As previously reported, in the Company’s opinion, the multiple positive indications of mobile light oil observed throughout the entire naturally fractured Kimmeridge Limestone 0 (“KL0”) to KL4 and shale target section are supportive that a significant continuous oil deposit, with a vertical extent of around 1,400 ft has been demonstrated by BB-1 and 1z. The uppermost two units of this zone, KL4 and KL3, flowed oil at a stable aggregate rate of 1,365 barrels per day in the Horse Hill-1 discovery near Gatwick Airport in 2016.
This continuous oil deposit therefore likely underlies the entire PEDL234 licence and a significant area of the wider Weald Basin, including the Horse Hill-1 Kimmeridge oil discovery some 27 km to the north east. The Company has the largest licence holding in the Weald Basin and within the prospective area of the Kimmeridge play.
Stephen Sanderson, UKOG’s Executive Chairman, commented:
“Although BB-1 drilling and coring results were highly successful, proving our geological concept, it became clear that the duration and difficulty of coring such highly-fractured rocks in an inclined hole put the borehole in a less than optimal condition, ultimately jeopardising Kimmeridge flow-test performance.
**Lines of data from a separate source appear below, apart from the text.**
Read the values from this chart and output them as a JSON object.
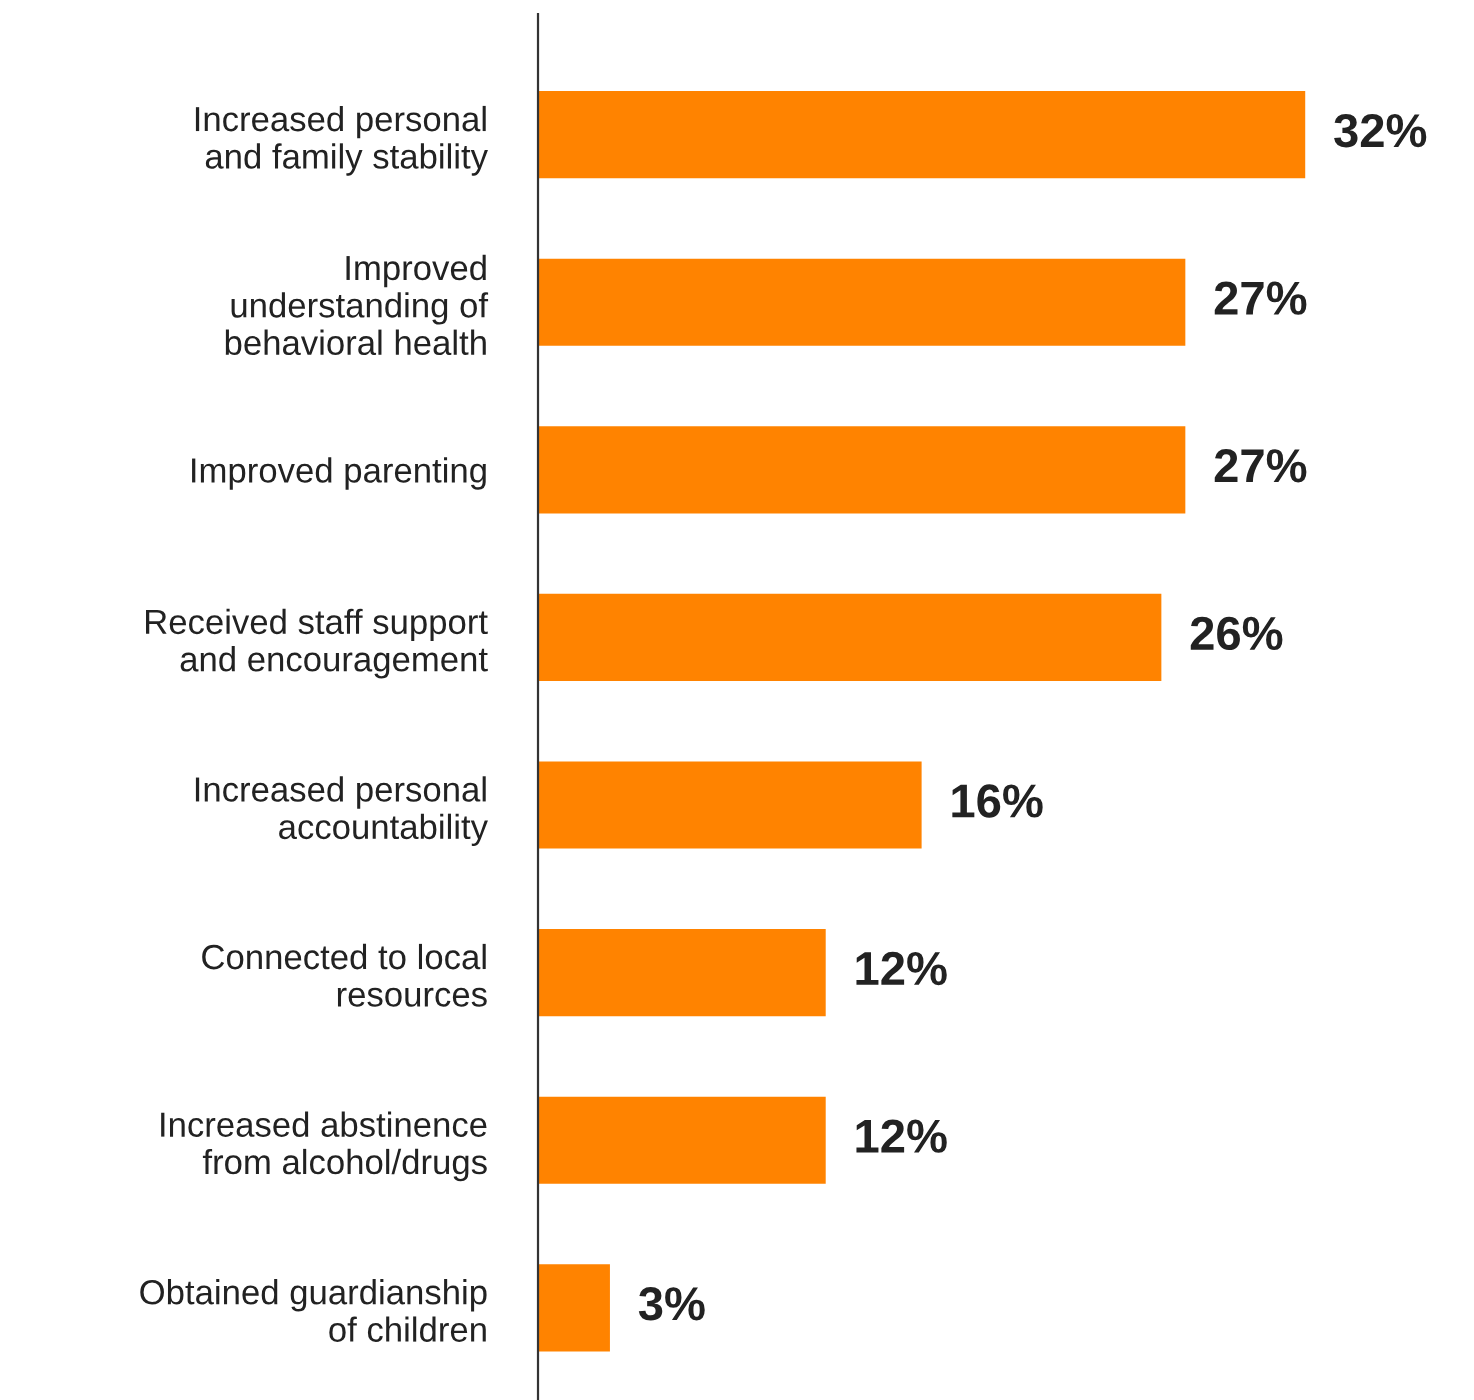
{
  "chart_data": {
    "type": "bar",
    "orientation": "horizontal",
    "categories": [
      "Increased personal\nand family stability",
      "Improved\nunderstanding of\nbehavioral health",
      "Improved parenting",
      "Received staff support\nand encouragement",
      "Increased personal\naccountability",
      "Connected to local\nresources",
      "Increased abstinence\nfrom alcohol/drugs",
      "Obtained guardianship\nof children"
    ],
    "values": [
      32,
      27,
      27,
      26,
      16,
      12,
      12,
      3
    ],
    "value_labels": [
      "32%",
      "27%",
      "27%",
      "26%",
      "16%",
      "12%",
      "12%",
      "3%"
    ],
    "color": "#ff8300",
    "grid": false,
    "legend": false
  }
}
Consequently, using the drilling knowledge gained from BB-1, we have delivered BB-1z, consisting of a fresh, undamaged, 1,480 ft thick, intensely fractured Kimmeridge oil-bearing reservoir in optimal condition for flow testing.
The sidetrack’s comprehensive image log data also presents an opportunity to unravel the extent and connectivity of natural fracturing within the Kimmeridge reservoir between BB-1 and BB-1z. This will greatly assist our understanding of flow test behaviour and the optimal placement of potential future Kimmeridge production wells at the site.
The sidetrack, BB-1z, is thus a solid investment in the future of the flagship Broadford Bridge discovery and the wider Kimmeridge play that underlies UKOG’s significant licence holdings.”
Qualified Person’s Statement
Stephen Sanderson, UKOG’s Executive Chairman, who has over 35 years of relevant experience in the oil industry, has approved the information contained in this announcement. Mr Sanderson is a Fellow of the Geological Society of London and is an active member of the American Association of Petroleum Geologists.